Voters in the United Kingdom decisively opted to leave the European Union on Thursday, favoring Brexit over staying by an unexpectedly high margin of almost three percentage points.
Polls showed that support for leaving the EU revolved primarily around three issues:
Concern that EU is micro-managing UK businesses through over-regulation, which leads to job destruction and slows business expansion. Fears, which grew after the Paris and Brussels terrorist attacks, that EU is unable, and perhaps unwilling, to vet immigrants and screen out terrorists. Passage of what many Britons consider unnecessary laws and regulation that have slowly eroded national sovereignty.
EU politicians argued that Brexit would be a direct threat to the U.K. because of the time it would take to renegotiate trade and other agreements. Businesses and voters throughout the EU are alienated, and it is that estrangement that caused this historic event. The bottom line is that the UK, which represents approximately 25% of all business trade within the EU, runs consistent trade deficits with the rest of Europe.

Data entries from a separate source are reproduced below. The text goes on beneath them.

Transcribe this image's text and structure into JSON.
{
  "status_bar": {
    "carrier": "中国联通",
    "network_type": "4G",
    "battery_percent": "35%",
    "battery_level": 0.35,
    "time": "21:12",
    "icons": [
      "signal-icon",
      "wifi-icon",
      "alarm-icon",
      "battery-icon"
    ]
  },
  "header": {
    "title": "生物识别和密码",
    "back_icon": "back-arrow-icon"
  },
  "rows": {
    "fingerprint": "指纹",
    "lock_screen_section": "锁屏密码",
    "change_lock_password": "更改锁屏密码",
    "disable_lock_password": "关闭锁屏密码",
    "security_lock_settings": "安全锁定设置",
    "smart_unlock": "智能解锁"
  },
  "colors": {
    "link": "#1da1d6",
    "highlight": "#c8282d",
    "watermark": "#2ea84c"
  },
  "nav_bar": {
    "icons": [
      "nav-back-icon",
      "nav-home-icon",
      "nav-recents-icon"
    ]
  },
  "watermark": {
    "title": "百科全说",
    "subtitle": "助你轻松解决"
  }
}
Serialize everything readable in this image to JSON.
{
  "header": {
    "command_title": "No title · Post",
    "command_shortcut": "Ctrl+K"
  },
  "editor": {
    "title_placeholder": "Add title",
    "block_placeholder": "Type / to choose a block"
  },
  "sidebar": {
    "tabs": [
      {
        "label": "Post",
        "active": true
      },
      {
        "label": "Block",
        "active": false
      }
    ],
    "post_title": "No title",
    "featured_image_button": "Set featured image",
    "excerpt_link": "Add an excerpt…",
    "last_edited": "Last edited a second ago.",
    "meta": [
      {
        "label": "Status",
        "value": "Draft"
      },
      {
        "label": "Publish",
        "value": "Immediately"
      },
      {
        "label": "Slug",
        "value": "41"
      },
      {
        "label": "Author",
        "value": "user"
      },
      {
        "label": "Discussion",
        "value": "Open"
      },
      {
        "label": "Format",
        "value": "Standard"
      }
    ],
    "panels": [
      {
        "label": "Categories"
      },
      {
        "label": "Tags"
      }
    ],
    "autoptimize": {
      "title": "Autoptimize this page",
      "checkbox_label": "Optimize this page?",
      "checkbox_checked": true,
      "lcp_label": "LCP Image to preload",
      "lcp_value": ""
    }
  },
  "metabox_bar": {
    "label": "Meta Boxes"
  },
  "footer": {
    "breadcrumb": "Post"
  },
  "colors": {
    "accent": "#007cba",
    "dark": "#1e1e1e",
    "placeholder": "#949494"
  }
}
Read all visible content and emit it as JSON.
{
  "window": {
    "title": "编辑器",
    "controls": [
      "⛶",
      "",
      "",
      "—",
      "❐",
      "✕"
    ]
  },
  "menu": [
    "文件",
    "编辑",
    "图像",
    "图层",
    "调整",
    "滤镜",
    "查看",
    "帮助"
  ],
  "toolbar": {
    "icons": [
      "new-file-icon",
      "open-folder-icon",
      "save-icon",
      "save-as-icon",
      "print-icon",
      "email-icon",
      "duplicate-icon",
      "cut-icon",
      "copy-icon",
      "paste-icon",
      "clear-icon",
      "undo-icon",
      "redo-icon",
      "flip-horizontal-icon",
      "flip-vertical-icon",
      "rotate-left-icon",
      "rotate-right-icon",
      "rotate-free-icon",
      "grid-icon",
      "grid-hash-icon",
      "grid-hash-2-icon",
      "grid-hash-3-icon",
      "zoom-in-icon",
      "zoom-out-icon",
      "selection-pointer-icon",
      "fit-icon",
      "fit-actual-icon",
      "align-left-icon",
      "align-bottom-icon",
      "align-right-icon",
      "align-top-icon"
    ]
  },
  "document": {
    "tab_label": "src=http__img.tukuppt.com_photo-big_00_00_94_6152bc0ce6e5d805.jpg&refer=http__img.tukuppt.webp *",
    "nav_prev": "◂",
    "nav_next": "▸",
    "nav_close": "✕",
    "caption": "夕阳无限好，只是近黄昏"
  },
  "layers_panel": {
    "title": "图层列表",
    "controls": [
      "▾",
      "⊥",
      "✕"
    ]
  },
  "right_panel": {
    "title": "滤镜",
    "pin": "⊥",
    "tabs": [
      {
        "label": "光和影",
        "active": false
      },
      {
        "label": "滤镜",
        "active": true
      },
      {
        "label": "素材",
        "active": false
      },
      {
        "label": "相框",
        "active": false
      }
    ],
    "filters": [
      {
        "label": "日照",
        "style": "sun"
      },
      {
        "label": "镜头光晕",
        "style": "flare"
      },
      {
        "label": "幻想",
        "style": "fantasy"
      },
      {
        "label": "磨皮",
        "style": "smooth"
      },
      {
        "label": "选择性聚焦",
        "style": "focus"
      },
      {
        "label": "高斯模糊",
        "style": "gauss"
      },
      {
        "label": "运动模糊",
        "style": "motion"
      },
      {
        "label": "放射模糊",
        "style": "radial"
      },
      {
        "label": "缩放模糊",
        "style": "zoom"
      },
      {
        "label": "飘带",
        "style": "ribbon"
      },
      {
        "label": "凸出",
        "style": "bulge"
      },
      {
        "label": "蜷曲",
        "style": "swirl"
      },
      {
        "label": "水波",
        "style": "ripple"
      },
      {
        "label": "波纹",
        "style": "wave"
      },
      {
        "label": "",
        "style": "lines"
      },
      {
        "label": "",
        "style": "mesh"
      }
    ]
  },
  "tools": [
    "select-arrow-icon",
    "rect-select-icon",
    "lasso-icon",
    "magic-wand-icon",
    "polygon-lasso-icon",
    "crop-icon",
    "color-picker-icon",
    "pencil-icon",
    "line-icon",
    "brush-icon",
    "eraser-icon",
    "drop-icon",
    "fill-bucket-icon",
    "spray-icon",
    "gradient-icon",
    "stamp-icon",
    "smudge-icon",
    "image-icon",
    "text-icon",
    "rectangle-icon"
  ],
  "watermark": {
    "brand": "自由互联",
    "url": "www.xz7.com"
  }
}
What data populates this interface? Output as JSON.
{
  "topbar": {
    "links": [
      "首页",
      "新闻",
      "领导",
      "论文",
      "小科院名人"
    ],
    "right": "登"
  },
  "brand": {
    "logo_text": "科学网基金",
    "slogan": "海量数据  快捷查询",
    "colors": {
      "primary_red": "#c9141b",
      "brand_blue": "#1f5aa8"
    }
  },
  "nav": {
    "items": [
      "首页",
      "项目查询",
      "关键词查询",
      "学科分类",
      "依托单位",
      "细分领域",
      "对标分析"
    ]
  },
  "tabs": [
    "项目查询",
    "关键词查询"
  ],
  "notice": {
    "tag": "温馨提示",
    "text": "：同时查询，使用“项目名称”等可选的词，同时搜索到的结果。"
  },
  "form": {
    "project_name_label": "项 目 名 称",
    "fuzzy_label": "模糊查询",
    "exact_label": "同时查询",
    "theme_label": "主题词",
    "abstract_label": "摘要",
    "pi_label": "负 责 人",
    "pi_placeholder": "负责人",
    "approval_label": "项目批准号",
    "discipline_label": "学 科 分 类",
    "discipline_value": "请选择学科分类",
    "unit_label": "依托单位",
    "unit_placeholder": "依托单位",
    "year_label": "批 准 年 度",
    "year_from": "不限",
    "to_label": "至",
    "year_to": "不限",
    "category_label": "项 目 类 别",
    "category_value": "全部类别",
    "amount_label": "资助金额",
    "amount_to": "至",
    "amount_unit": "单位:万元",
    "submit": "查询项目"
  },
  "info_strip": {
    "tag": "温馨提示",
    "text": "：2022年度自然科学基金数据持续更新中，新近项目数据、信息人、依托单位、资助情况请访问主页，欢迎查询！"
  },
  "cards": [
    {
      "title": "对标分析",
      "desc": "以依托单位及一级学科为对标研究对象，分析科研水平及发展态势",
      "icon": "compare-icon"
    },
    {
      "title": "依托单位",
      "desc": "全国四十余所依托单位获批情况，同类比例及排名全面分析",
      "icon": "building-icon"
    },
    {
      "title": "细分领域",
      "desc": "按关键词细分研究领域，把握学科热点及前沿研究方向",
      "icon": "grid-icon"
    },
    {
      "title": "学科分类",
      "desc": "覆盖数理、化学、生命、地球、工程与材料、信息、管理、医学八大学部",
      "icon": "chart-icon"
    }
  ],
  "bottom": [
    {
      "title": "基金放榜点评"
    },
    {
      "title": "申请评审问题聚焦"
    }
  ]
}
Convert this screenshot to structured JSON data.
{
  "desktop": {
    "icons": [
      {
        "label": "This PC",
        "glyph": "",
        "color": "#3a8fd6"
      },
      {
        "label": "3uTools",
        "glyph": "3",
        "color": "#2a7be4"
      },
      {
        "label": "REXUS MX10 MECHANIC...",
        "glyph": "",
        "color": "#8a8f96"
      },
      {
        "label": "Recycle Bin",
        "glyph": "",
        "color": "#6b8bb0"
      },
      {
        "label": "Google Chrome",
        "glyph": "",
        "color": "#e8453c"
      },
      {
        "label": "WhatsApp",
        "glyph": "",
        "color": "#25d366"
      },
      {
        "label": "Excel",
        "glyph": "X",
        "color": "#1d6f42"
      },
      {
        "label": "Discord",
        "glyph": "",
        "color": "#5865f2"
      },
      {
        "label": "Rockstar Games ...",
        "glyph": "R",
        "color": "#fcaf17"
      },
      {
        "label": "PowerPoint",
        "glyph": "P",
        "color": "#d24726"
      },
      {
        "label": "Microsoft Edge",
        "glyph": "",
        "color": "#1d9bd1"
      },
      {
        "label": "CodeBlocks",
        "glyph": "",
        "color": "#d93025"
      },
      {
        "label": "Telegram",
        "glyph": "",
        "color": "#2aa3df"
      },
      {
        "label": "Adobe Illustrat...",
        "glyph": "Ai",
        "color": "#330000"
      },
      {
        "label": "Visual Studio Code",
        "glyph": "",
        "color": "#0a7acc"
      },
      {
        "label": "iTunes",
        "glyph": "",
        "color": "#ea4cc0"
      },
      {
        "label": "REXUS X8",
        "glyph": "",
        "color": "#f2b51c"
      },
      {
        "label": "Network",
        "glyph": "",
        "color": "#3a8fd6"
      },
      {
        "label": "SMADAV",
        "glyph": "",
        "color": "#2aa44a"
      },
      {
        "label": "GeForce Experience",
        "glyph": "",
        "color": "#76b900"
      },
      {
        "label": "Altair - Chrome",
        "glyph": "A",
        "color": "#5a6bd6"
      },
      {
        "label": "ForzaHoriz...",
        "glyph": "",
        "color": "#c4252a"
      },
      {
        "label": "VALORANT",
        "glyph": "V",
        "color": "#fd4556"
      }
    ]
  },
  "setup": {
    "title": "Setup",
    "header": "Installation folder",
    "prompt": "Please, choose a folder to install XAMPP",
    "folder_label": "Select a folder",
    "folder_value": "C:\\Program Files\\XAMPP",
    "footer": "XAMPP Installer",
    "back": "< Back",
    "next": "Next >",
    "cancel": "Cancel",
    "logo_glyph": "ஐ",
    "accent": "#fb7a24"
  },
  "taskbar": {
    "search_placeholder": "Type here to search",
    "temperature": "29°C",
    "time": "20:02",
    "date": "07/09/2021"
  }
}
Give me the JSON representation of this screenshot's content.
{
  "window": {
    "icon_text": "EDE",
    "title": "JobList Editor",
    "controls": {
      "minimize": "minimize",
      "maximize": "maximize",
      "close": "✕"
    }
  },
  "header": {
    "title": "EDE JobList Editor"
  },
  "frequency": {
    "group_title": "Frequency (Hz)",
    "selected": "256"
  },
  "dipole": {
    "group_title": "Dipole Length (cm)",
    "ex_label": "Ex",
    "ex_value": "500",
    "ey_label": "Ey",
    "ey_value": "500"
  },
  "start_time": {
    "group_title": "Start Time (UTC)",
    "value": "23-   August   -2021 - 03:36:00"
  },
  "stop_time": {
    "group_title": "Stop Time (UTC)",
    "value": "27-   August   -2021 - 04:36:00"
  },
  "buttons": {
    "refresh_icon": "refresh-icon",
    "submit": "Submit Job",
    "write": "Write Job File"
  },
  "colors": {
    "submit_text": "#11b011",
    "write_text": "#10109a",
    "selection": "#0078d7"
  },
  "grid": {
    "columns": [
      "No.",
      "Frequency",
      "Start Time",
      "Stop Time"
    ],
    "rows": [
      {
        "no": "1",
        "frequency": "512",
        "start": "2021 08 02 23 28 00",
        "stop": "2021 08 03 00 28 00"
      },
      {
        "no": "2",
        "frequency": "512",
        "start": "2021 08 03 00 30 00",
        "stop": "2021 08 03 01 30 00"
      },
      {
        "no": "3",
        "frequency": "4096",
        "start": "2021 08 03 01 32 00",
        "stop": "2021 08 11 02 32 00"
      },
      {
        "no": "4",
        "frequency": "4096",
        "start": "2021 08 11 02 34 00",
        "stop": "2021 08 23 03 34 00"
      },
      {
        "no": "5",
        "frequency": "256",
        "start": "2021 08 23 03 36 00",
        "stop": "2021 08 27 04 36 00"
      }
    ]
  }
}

Regardless of what foreign leaders were declaring before the vote. The EU is going to have to sign a new trade agreement with Great Britain or give them a special exemptions to remain in the EU. If they do not, they will lose a major trade partner. There is no way that any EU country will allow one of its biggest export markets to become remote.
The UK will have about two years to negotiate new trade agreements with other EU countries and to formally leave the European Union. This is actually already been in the works since it will allow the US and UK to sign a free trade deal that the EU has been blocking. However don’t expect the US to run and sign the deal anytime soon. As that will give even more legitimacy to the Brexit vote and could anger the EU further.
Nothing fundamentally will change either tomorrow, next month, or even next year is the general theme.
Stock markets, to be sure, hate instability and there will be significant near-term volatility globally. But like most political catalysts (as opposed to those that are driven by business and the economy) the long-term impact will be negligible and stock markets could rebound quickly.
For investors, this is a “political issue” and not a fundamental economic or business issue. Like the Grexit votes in Greece, once the public realizes there will be no economic harm and that nothing will change for two years the stock markets could stage a rally.
One of the bigger risks that people may need to keep an eye is the domino effect. This may emboldened other countries with anti-EU sentiments to step up calls for their own referendum vote. Northern Ireland and Scotland have already made calls to hold votes that makes inclusion back into the EU a priority. This further alienates Great Britain in terms of political clout and economic strength if those things come to pass down the road. However minority candidates in France, Italy, and Spain have already made rumblings for an EU leave or remain vote.
Point being the EU is going to see drastic changes in the next 12-24 months. Whether that’s through reform or a doubling down of current policies is anyone’s guess.